By Adedapo Adesanya
Prices of the crude oil grades dropped to their lowest in 14 months on Thursday, fueled by worries about demand in the US and China and a likely rise in Libyan supplies despite supporting factors.
During the session, Brent futures were down 1 cent to $72.69 a barrel and the US West Texas Intermediate (WTI) futures depleted by 5 cents or 0.1 per cent to $69.15 per barrel.
The price of Brent yesterday was the lowest since June 2023 and since December 2023 for WTI.
The US Energy Information Administration (EIA) reported an estimated inventory decline of 6.9 million barrels for the week to August 30.
A day earlier, the American Petroleum Institute reported (API) in its inventory estimate that these dropped by a sizable 7.4 million barrels in the final week of August.
The EIA’s previous report pegged the decline in oil inventories at a modest 800,000 barrels, with mixed changes in fuel inventories.
The Organisation of the Petroleum Exporting Countries and its allies, OPEC+ will likely delay its partial reversal of production after the expectation of a reversal has weighed on oil prices for weeks even with no indication from OPEC it was going ahead with that.
Reuters reported that OPEC+ agreed to delay a planned oil output increase for October and November citing sources, and said it could further pause or reverse the hikes if needed.
Market analysts noted that the OPEC+ decision has the effect of tightening fourth-quarter balances by about 100,000-200,000 barrels per day and should be sufficient to prevent material builds even if demand from China does not improve.
In Libya, some tankers were being allowed to load crude from the OPEC member’s storage even though output remained curtailed amid a political standoff over the leadership of the country’s central bank and oil revenue.
Economic data in the US offered some relief about the health of the economy to a market looking for clues about the path of the Federal Reserve interest rate cuts.
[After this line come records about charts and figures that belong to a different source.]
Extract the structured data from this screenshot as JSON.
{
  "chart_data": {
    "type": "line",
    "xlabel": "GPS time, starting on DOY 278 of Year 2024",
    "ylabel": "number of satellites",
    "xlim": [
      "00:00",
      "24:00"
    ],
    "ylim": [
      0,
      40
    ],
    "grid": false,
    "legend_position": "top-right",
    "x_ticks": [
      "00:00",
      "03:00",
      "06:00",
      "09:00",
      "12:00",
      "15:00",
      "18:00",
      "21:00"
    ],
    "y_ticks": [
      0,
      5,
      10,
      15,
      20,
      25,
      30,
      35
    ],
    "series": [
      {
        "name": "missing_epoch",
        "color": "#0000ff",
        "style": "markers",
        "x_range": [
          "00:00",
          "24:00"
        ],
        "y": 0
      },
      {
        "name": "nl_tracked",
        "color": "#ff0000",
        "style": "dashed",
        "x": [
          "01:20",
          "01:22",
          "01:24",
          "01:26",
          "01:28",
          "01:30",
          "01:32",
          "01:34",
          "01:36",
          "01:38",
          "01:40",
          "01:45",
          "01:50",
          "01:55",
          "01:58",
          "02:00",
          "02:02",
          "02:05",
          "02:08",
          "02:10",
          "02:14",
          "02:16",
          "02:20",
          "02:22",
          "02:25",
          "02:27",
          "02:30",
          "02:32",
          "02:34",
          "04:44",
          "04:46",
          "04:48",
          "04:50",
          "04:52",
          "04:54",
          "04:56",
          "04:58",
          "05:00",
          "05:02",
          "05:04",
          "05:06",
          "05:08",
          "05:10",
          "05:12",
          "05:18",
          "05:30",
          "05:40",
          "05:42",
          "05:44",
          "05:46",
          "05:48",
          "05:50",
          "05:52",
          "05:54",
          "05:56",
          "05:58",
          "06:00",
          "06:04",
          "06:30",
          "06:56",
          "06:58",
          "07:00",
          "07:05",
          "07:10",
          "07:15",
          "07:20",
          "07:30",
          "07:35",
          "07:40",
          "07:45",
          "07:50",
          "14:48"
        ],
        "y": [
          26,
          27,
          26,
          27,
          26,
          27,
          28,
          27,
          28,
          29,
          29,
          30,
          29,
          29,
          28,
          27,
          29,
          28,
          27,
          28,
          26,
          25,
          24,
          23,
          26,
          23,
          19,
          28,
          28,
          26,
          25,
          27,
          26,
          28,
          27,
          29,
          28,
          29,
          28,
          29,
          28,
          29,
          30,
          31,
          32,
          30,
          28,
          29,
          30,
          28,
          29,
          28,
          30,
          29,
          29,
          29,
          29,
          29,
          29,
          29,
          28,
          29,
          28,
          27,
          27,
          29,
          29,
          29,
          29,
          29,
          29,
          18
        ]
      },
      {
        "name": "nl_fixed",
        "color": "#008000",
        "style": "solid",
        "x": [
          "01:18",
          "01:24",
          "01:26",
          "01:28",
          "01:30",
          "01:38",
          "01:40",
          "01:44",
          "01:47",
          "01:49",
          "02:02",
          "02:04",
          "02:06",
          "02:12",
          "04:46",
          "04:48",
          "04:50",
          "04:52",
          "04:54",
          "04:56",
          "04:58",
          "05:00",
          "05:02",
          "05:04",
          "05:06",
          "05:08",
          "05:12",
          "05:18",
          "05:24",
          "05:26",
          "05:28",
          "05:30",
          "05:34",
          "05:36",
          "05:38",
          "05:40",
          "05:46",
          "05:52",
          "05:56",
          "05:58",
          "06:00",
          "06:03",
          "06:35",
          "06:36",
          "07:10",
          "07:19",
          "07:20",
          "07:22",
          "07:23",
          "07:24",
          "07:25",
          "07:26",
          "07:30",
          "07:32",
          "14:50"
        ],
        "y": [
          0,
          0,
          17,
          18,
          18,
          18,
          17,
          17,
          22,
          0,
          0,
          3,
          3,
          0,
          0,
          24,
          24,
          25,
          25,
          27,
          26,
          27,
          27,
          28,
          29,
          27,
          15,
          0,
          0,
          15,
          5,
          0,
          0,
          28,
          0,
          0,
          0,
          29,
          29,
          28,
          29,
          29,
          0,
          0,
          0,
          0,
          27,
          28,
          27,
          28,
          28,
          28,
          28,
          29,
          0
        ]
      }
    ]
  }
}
For instance, US services sector activity was steady in August, but employment gains slowed, remaining consistent with an easing labour market while the number of Americans filing new applications for jobless benefits declined last week as layoffs remained low.
Meanwhile, US private job growth hit a three-year low in August and data for the prior month was revised lower, potentially hinting at a sharp labour market slowdown.